During those final weeks, she was admitted at Kwekwe General Hospital.
When her condition worsened, I took her to Kwekwe’s Topomasi Clinic, from where she was referred to Gweru Provincial Hospital for what was supposed to be an operation to remove the obstruction.
Tragically, only a few hours after she was transferred to the provincial hospital, she passed away the following morning.
What is crucial—and devastating—to note is that at no point did my mother receive medication from any of the government hospitals where she was admitted.
Not once.
Every tablet, every injection, every IV drip, the chest drainage equipment, the syringes, needles, catheters—everything—had to be bought privately.
Every test and scan had to be paid for at private laboratories because these services were simply unavailable at public hospitals.
This was not an exception.
It was the norm.
Every other patient I encountered was in the same predicament.
What continues to haunt me is what happened on my mother’s final night.
After she was admitted at Gweru Provincial Hospital, I was given a prescription for IV paracetamol and told to bring it during the next day’s visiting hour.
I went out and bought a whole bag of these painkillers, believing—hoping—that at least her pain would be managed.
That night, relatives who had travelled overnight from Harare managed to see her early the next morning, outside official visiting hours.
They later told me that she had spent the entire night screaming and crying in agony.
She was never given pain relief because the hospital had none.
As I was driving to Gweru the following day, carrying the medication and clinging to hope, I received the phone call that shattered my world.
My mother had passed away.
The doctor later explained to me, with commendable honesty, that the immediate cause of her death was not necessarily the cancer itself, but multiple organ failure due to respiratory complications.
In simple terms, as she cried out in pain and likely struggled to breathe—having already suffered from pleural effusion two weeks earlier—her organs were starved of oxygen and began to fail one by one.
That is what killed my mother.
So I ask the government of Zimbabwe, and NatPharm in particular: where were these essential medicines you claim were available “across the country”?
Where was this so-called “improved availability”?
My mother received nothing.
Other patients received nothing.
Not even basic pain medication.
When someone spends the final night of their life screaming in agony because a public hospital has no analgesics, what exactly has improved?
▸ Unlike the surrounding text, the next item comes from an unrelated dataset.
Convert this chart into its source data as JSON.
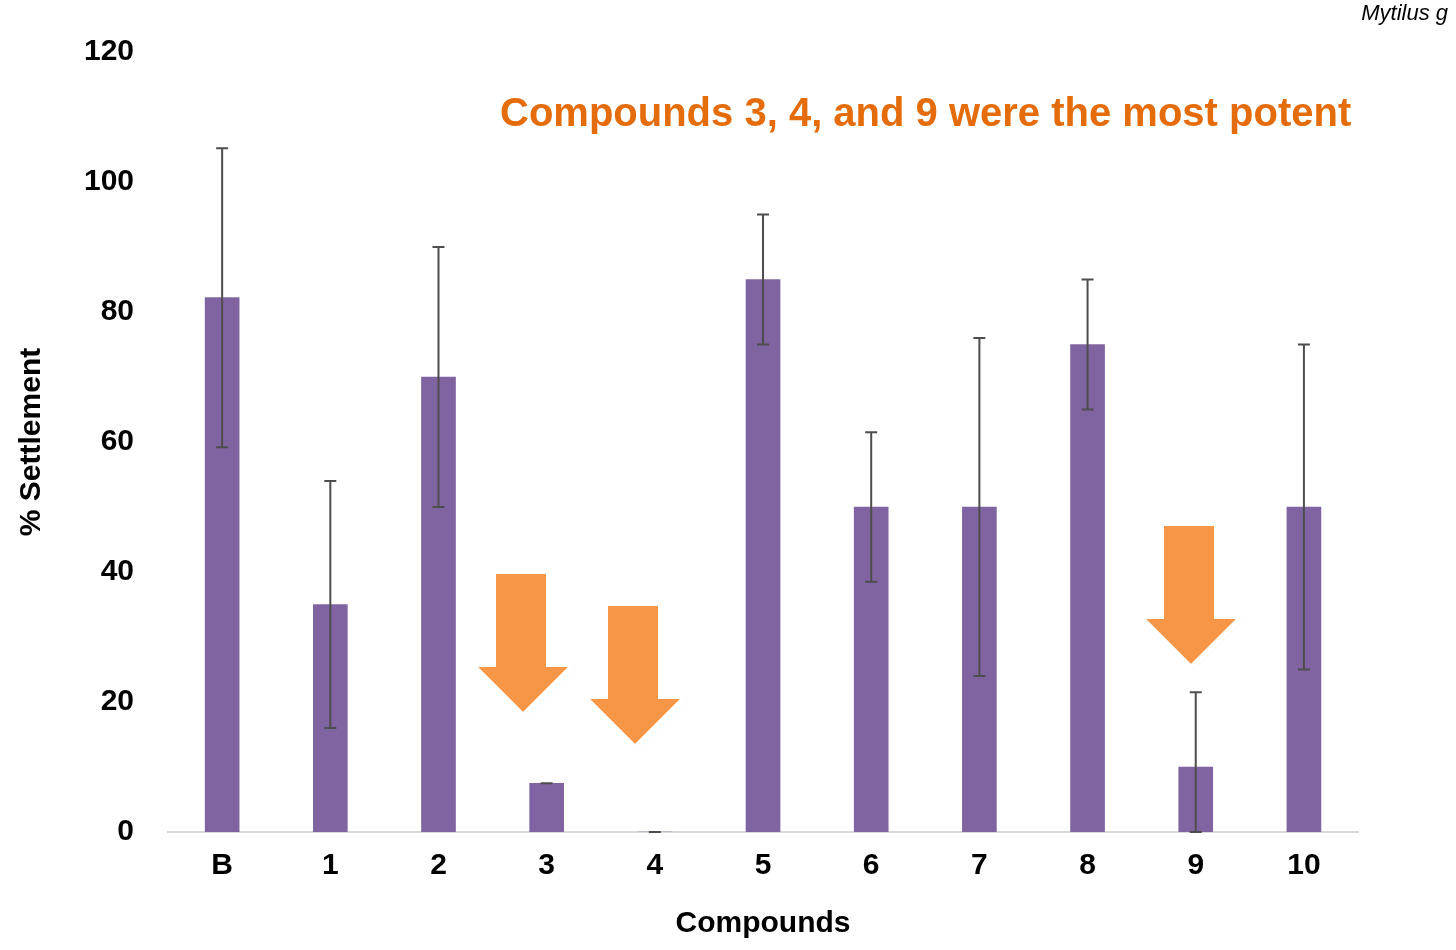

Zero is not an improvement of anything.
Please stop lying to the nation.
Thousands of Zimbabweans are losing their lives not because death was inevitable, but because the state failed to provide what was needed to keep them alive.
This is why such statements are so infuriating.
They are not just misleading; they are an insult to the suffering of ordinary people.
I personally witnessed an elderly woman who had to travel all the way from Silobela—71 kilometres—to seek treatment at Kwekwe General Hospital.
Her daughter-in-law had to hire a car every single time because the woman was too old and sick to use public transport.
Why should this be happening in 2025?
Why did my own mother have to be referred to Gweru for abdominal surgery?
The answer is painfully clear: our hospitals are hollowed out.
There is a dire shortage of specialists, many of whom have fled the country due to poor remuneration and unbearable working conditions.
This is the real crisis facing Zimbabwe.
Yet instead of confronting it honestly and transparently, the government chooses deception.
Propaganda will never save lives.
Lies will never ease pain.
Zimbabweans know the truth because we live it every day.
We see it in overcrowded wards, empty pharmacies, broken machines, and grieving families.
The government must stop the looting of national resources and adequately fund and stock public health institutions.
We deserve a country where our parents, our children, and ourselves can receive proper treatment at local clinics and hospitals without being condemned to suffering simply because we are poor.
Until that happens, claims of “improved medicine supply” are not just false—they are an affront to our humanity.